Something in my chest cracked open - hope or pain or both. “Does he still...?”
“I don’t really know if he still does.” Liam's voice was gentle but firm. “But he does remember music. It's the only thing that stayed. Maybe that means something.”
“I don't know how to fix this,” I admitted. Eight years of running multibillion-dollar companies, and I had no solution for the one thing that mattered.
“Maybe,” Liam said carefully, “you don't fix it. Maybe you just... be here. For once.”
The words hung in the morning air, a challenge and an olive branch all at once. Behind us, the ranch was waking up - horses nickering, doors opening, another day starting in a world I'd walked away from.

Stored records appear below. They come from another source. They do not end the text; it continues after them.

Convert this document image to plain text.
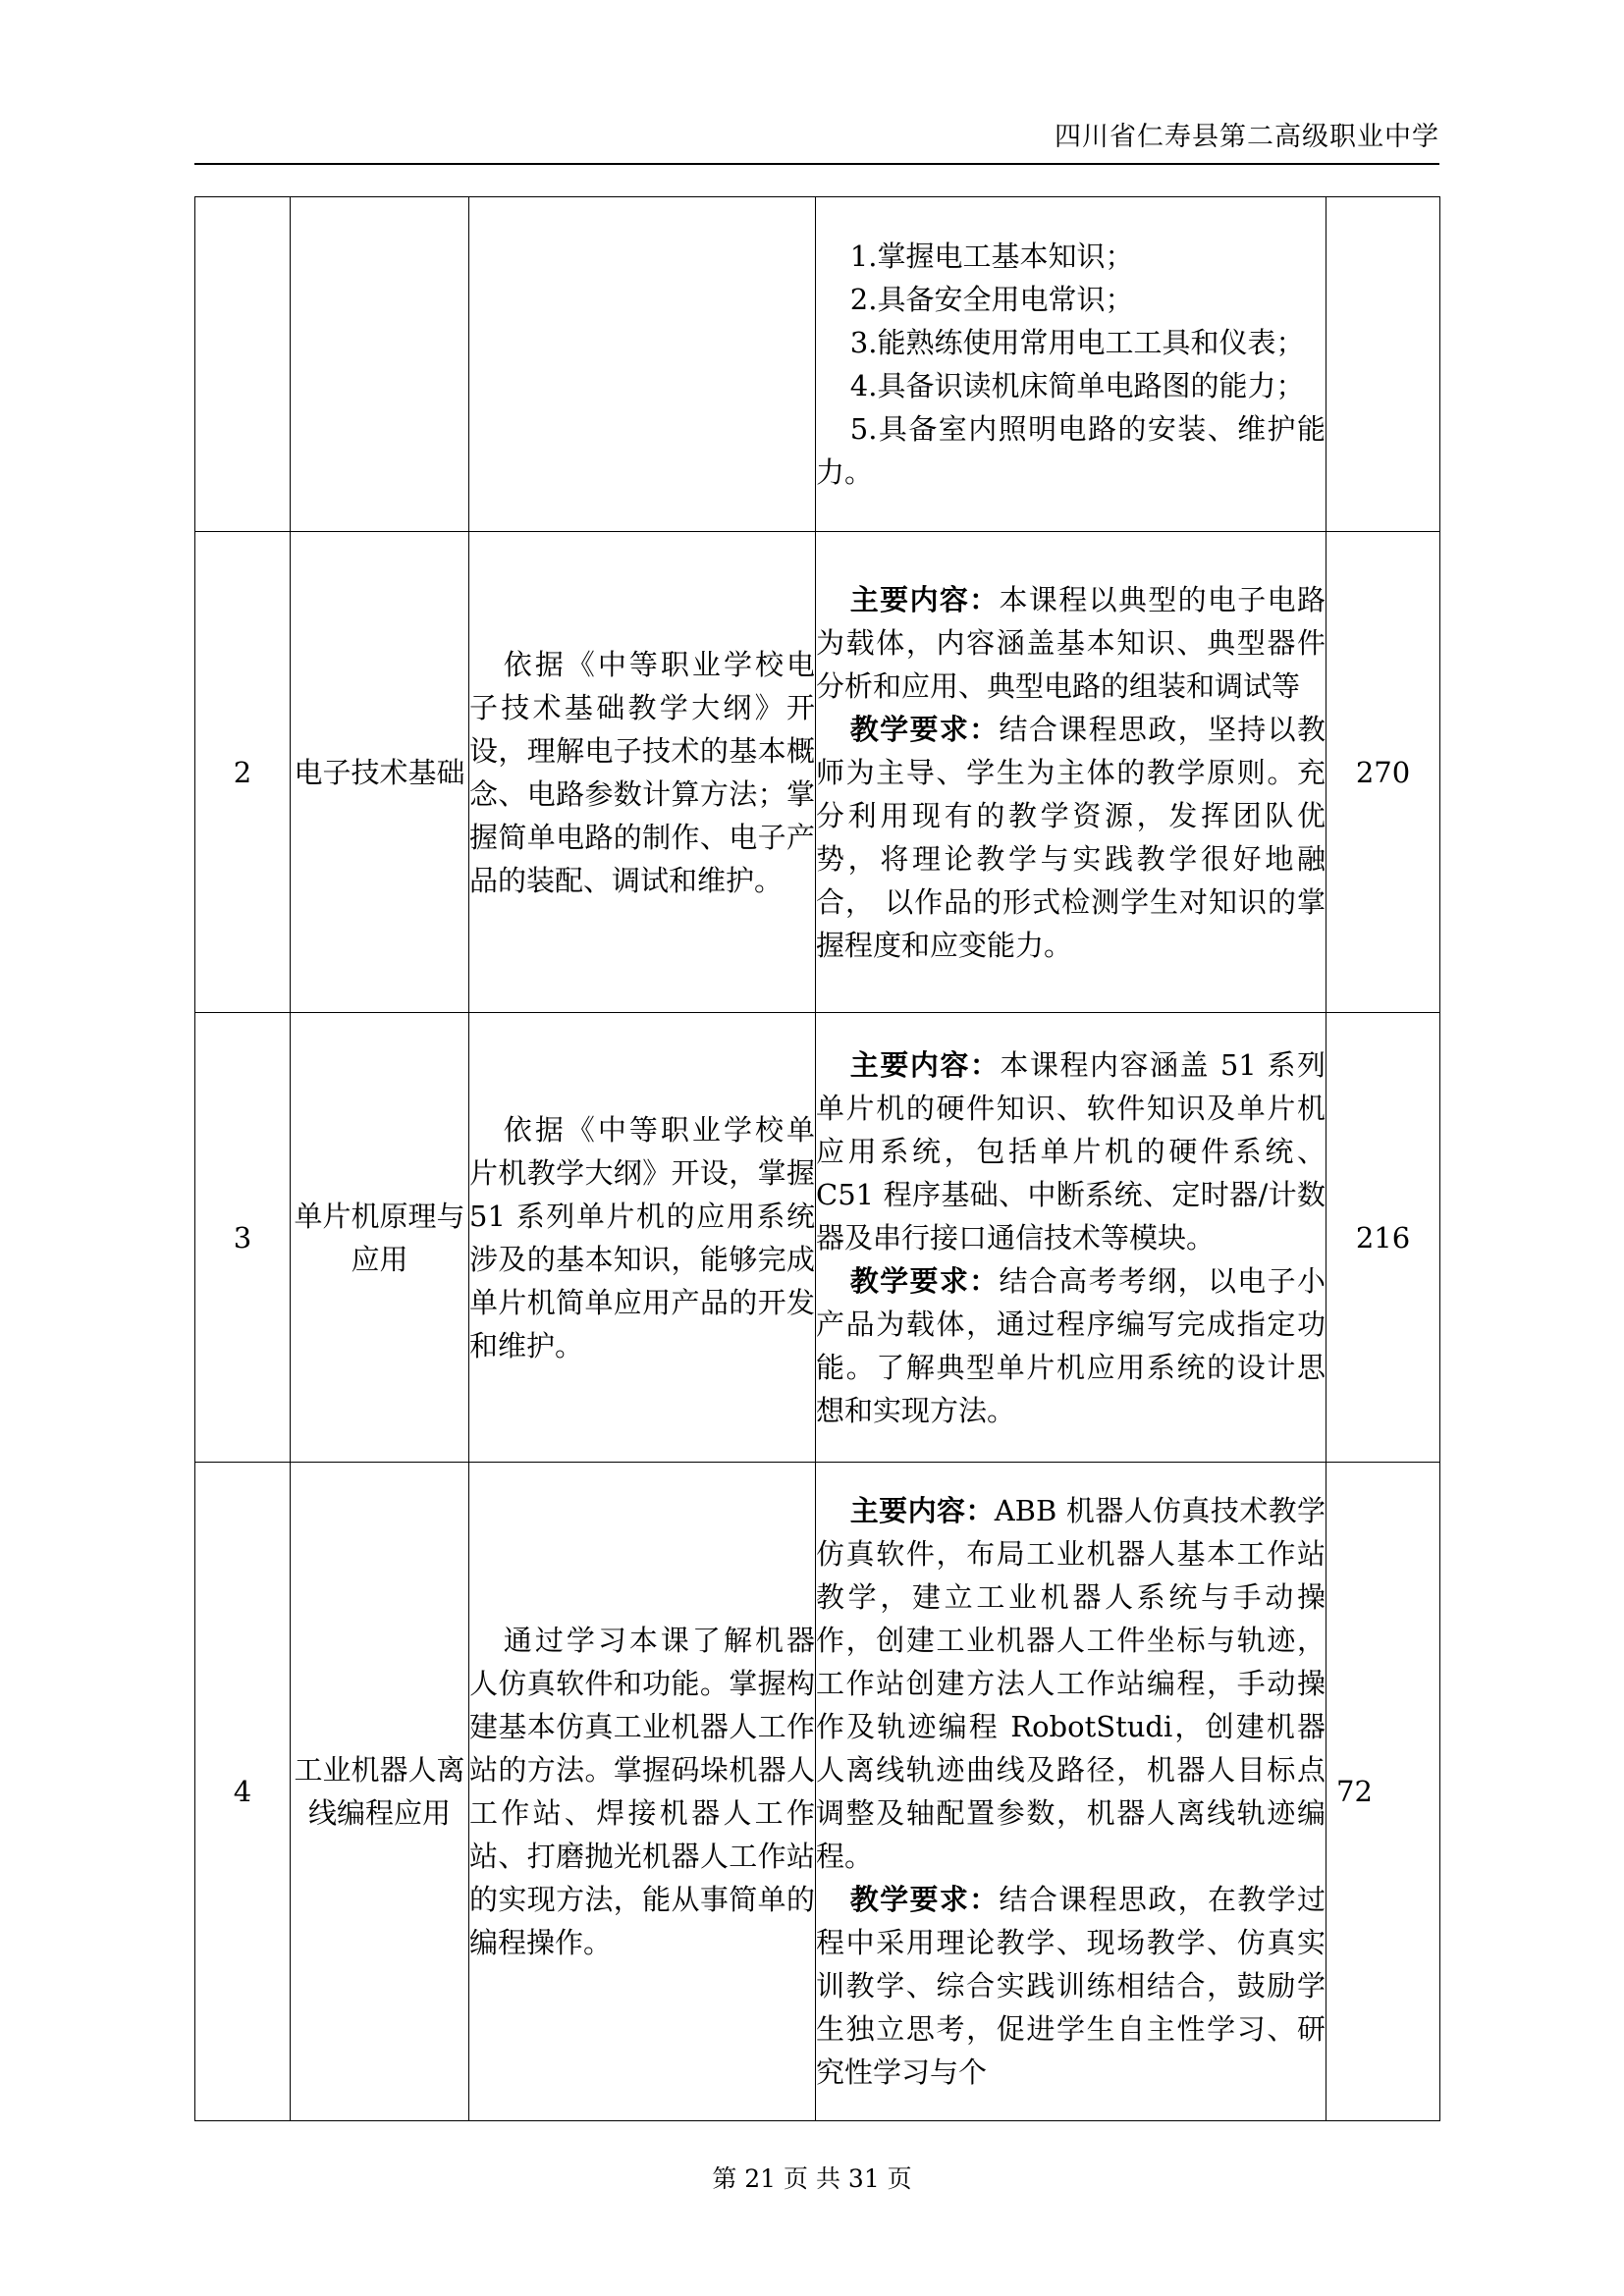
四川省仁寿县第二高级职业中学

			1.掌握电工基本知识；
2.具备安全用电常识；
3.能熟练使用常用电工工具和仪表；
4.具备识读机床简单电路图的能力；
5.具备室内照明电路的安装、维护能力。	

2	电子技术基础	依据《中等职业学校电子技术基础教学大纲》开设，理解电子技术的基本概念、电路参数计算方法；掌握简单电路的制作、电子产品的装配、调试和维护。	主要内容：本课程以典型的电子电路为载体，内容涵盖基本知识、典型器件分析和应用、典型电路的组装和调试等
教学要求：结合课程思政，坚持以教师为主导、学生为主体的教学原则。充分利用现有的教学资源，发挥团队优势，将理论教学与实践教学很好地融合， 以作品的形式检测学生对知识的掌握程度和应变能力。	270
3	单片机原理与应用	依据《中等职业学校单片机教学大纲》开设，掌握 51 系列单片机的应用系统涉及的基本知识，能够完成单片机简单应用产品的开发和维护。	主要内容：本课程内容涵盖 51 系列单片机的硬件知识、软件知识及单片机应用系统，包括单片机的硬件系统、C51 程序基础、中断系统、定时器/计数器及串行接口通信技术等模块。
教学要求：结合高考考纲，以电子小产品为载体，通过程序编写完成指定功能。了解典型单片机应用系统的设计思想和实现方法。	216
4	工业机器人离线编程应用	通过学习本课了解机器人仿真软件和功能。掌握构建基本仿真工业机器人工作站的方法。掌握码垛机器人工作站、焊接机器人工作站、打磨抛光机器人工作站的实现方法，能从事简单的编程操作。	主要内容：ABB 机器人仿真技术教学仿真软件，布局工业机器人基本工作站教学，建立工业机器人系统与手动操作，创建工业机器人工件坐标与轨迹，工作站创建方法人工作站编程，手动操作及轨迹编程 RobotStudi，创建机器人离线轨迹曲线及路径，机器人目标点调整及轴配置参数，机器人离线轨迹编程。
教学要求：结合课程思政，在教学过程中采用理论教学、现场教学、仿真实训教学、综合实践训练相结合，鼓励学生独立思考，促进学生自主性学习、研究性学习与个	72
第 21 页 共 31 页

I told myself I had legitimate reasons for going back to The Watering Hole. Work to do. Emails to send. Perfectly logical explanations that had nothing to do with the fact that Jimmy's first shift back had started at six.
I waited until seven, because showing up the moment he started would have been obvious. Pathetic. Another fifteen minutes because the parking lot was too full - a lie I told myself while gripping my steering wheel, trying to remember how to breathe normally.
At seven-twenty, I finally walked in, laptop bag a shield against the curious looks from locals. Nina's eyes tracked me as I moved through the crowd, her expression caught between hostility and something that might have been pity.
The corner booth at The Watering Hole offered a perfect view of everything - strategic positioning was apparently a habit I couldn't break even here. My laptop screen cast a corporate glow in the dim bar light, but I hadn't typed a word in twenty minutes.
Not when Jimmy was right there.
He moved through the space like someone trying to remember a dance they'd once known by heart. Each gesture was a little too careful, each smile a little too practiced. When regulars called out greetings, he responded with that new polite distance that felt like a knife to my chest.
Nina hovered nearby, jumping in whenever Jimmy hesitated too long over a drink order or forgotten regular's name. The care she took made me simultaneously grateful and jealous - she'd been there for him when I wasn't. Still was.
Every time he passed close to my booth, my entire body tensed like a tuning fork being struck. The scent of his coffee (still the same cheap brand he'd always loved, despite running a bar) mixed with the ambient sounds of glasses clinking and casual conversation. A scene I'd imagined a thousand times over eight years, but never like this.
“Can I get you anything else?”
It took everything I had not to flinch at his voice - polite, professional, empty of all the warmth and humor that used to fill it when he spoke to me.